2016 Design Award Specials Winner: Harry H. Edwards Industry Advancement Award
This year’s Harry H. Edwards Industry Advancement Award winner proves that precast concrete enables the most innovative architectural designs while providing a highly energy-efficient and durable envelope.
The four-story office building at 1200 Intrepid Avenue in the Navy Yard in Philadelphia, Pa., was designed by Bjarke Ingels Group (BIG), a Danish architectural firm that has long relied on precast to achieve form and function in their designs. “We came very quickly to the idea that precast concrete would be a great way to achieve our goals on this project,” says Kai-Uwe Bergmann, principal at Bjarke Ingels Group (BIG), the architect on the project.
One of the most prominent features of the building is the white precast concrete façade, which dips dramatically away from the walkway along the eastern edge, then tips back out again, much like the buildings in a Dr. Seuss story.
“One of the key design challenges was to create that curved façade from precast panels,” says David Bosch, design team leader for High Concrete Group, the precaster on the project. The curved load-bearing design was achieved by assembling flat, traditional precast concrete panels to form a complex faceted geometry. An interlocking structural system was embedded within the panels to eliminate the need for traditional precast concrete spandrel panels. “The resulting façade creates an aesthetic versatility that is unique to the project,” Bosch says.
The design breaks away from traditional architecture to better engage with the local surroundings, says Bergmann. “In many cases, architects design big, boxy buildings that could be placed anywhere and don’t connect directly to the site.” He argues that the curved white façade, and deeply reflective windows in this design were inspired by the city’s rectangular city blocks and the adjacent circular park that sits just in front of the building. It also echoes the geometries of maritime architecture and nearby waterway. “You would really be hard-pressed to place this building anywhere else other than where it is, due to how it connects,” Bergmann says. “We like to think about a building beyond its borders and look at how it interacts with its neighbors and the open spaces around.”
Along with being visually inviting, the owners wanted the building to achieve LEED Gold certification, which led to several sustainability measures enabled by the use of precast concrete. The thermal benefits of the precast façade lowered projected heating and cooling costs, contributing 7 of the 60 total LEED points for overall energy performance. The panels were also created using local raw materials and recycled content less than 60 miles from the project site, minimizing the greenhouse gas emissions related to transport and adding more LEED points to the total. “While the concrete production requires a larger carbon footprint initially, it is a material that will have a long life span and can be recycled if needed,” Bosch adds.

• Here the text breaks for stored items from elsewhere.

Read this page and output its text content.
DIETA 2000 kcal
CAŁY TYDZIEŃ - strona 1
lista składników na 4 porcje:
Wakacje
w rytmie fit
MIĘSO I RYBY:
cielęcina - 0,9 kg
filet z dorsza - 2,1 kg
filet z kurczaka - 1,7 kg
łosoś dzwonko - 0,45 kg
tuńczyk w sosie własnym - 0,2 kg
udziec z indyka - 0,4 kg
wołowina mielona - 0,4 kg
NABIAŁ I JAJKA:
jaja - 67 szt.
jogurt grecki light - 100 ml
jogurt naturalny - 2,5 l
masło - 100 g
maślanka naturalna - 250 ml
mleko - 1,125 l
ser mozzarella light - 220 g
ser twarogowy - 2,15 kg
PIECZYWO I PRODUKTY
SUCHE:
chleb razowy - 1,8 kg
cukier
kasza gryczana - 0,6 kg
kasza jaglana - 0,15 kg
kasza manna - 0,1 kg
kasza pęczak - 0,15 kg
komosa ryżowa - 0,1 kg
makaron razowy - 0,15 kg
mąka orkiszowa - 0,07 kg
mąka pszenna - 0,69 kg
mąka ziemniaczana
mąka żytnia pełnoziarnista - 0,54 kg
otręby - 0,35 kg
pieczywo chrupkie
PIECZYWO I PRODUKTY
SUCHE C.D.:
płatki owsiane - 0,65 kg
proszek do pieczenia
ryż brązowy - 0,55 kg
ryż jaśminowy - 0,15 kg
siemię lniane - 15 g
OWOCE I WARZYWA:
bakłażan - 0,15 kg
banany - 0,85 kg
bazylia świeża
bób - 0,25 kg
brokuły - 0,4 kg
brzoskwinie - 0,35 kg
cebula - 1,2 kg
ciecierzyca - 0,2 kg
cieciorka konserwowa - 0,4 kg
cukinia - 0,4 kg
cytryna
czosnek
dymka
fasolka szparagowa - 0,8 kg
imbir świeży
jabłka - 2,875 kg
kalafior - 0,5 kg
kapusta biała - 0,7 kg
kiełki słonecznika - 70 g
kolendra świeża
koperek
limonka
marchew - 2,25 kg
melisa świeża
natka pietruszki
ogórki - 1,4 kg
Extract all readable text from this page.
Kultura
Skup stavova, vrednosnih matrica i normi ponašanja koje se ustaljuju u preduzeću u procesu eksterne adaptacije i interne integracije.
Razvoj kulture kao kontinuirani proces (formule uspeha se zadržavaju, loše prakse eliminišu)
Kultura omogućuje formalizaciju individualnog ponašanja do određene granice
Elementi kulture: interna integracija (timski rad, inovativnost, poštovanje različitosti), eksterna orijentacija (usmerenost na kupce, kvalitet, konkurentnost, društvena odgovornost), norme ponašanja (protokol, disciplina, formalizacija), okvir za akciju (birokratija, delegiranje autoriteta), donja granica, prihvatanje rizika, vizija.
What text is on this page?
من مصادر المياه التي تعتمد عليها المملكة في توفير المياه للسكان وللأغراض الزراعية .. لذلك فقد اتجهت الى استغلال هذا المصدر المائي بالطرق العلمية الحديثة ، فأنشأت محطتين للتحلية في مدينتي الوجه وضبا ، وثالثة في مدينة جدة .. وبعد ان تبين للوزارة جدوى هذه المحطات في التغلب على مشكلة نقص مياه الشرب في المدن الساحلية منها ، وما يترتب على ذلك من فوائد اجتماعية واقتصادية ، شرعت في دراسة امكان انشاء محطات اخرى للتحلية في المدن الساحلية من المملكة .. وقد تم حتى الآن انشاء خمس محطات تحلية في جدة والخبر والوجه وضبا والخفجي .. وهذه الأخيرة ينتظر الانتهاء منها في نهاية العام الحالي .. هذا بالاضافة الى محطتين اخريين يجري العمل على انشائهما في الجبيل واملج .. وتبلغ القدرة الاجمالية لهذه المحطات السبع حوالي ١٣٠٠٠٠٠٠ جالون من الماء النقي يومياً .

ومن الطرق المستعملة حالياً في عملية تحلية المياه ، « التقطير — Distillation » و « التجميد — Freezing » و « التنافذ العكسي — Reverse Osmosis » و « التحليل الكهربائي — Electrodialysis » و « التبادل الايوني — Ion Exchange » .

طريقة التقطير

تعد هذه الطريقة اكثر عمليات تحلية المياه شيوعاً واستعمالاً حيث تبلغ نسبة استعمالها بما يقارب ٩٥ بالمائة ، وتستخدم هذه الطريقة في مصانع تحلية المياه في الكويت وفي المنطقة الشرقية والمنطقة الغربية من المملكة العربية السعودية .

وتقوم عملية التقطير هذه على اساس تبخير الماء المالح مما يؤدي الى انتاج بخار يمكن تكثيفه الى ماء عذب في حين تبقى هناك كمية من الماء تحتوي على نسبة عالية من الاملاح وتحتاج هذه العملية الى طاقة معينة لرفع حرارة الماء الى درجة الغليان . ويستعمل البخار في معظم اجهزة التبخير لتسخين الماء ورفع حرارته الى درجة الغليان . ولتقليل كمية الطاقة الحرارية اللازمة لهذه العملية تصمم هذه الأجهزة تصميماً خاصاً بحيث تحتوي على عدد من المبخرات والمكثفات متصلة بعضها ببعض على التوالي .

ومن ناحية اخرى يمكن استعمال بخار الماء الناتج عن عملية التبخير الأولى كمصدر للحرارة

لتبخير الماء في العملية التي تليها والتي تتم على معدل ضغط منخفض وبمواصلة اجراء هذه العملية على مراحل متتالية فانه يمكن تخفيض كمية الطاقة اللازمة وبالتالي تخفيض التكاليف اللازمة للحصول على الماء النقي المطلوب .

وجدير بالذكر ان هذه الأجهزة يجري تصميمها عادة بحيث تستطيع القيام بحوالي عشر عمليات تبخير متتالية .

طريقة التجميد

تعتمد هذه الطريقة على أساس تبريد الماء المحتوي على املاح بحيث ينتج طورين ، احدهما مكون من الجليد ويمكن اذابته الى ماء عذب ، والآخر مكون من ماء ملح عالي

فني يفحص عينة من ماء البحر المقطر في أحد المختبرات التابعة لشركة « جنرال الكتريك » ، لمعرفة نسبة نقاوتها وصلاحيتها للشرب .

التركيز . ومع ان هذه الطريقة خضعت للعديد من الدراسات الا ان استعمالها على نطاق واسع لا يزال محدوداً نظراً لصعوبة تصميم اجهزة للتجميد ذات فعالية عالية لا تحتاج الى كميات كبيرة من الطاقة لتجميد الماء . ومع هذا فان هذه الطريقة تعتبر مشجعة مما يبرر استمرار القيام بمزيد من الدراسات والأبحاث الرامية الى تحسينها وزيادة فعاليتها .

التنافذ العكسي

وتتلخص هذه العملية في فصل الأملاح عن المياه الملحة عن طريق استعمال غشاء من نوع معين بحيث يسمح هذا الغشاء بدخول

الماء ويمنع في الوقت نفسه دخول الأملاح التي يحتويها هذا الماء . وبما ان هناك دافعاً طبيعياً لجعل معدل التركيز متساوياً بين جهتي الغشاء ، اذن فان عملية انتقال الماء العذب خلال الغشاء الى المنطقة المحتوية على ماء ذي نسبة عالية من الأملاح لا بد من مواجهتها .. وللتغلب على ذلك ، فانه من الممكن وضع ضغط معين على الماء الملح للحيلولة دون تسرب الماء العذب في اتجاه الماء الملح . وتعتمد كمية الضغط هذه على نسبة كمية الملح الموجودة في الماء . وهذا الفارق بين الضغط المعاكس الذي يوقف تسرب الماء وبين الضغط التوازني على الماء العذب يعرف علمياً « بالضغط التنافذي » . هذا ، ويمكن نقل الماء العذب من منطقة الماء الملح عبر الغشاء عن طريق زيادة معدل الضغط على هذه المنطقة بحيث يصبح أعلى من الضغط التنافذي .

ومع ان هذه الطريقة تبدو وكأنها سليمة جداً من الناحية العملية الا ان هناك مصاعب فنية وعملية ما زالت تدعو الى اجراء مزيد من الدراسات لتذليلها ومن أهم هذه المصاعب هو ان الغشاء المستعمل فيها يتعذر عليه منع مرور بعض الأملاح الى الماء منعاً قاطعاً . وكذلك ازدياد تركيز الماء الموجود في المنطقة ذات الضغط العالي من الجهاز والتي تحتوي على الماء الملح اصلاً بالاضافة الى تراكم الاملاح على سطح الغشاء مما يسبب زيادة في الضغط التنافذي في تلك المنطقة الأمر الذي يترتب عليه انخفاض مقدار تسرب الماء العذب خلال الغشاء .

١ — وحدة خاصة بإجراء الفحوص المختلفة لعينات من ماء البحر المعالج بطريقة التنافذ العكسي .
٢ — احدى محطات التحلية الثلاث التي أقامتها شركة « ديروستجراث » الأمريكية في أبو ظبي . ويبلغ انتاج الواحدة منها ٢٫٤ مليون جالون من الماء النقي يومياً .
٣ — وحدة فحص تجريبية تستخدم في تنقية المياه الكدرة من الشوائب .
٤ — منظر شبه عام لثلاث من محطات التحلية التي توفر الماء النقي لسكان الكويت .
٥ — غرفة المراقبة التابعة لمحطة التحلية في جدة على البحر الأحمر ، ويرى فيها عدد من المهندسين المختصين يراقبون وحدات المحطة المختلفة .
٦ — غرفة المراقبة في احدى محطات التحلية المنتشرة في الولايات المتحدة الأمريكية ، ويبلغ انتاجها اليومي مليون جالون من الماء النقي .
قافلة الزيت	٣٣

Finally, the precast concrete façade solved the fact that the building’s steel structure was designed to carry only lateral loads, which meant the precast concrete façade had to transfer the gravity loads directly through the precast concrete panels to the foundations. To achieve this the engineers designed a structural steel system embedded into the precast concrete panels. Pockets were formed into alternating panels at the spandrel level to allow the interlocking of each panel during installation. “All the gravity loads are transferred from any given panel to the adjacent panel on either side until they reach the foundation,” Bosch explains. “In order to prevent a progressive collapse in the event that one connection should happen to fail, each panel also has a safety backup connection.”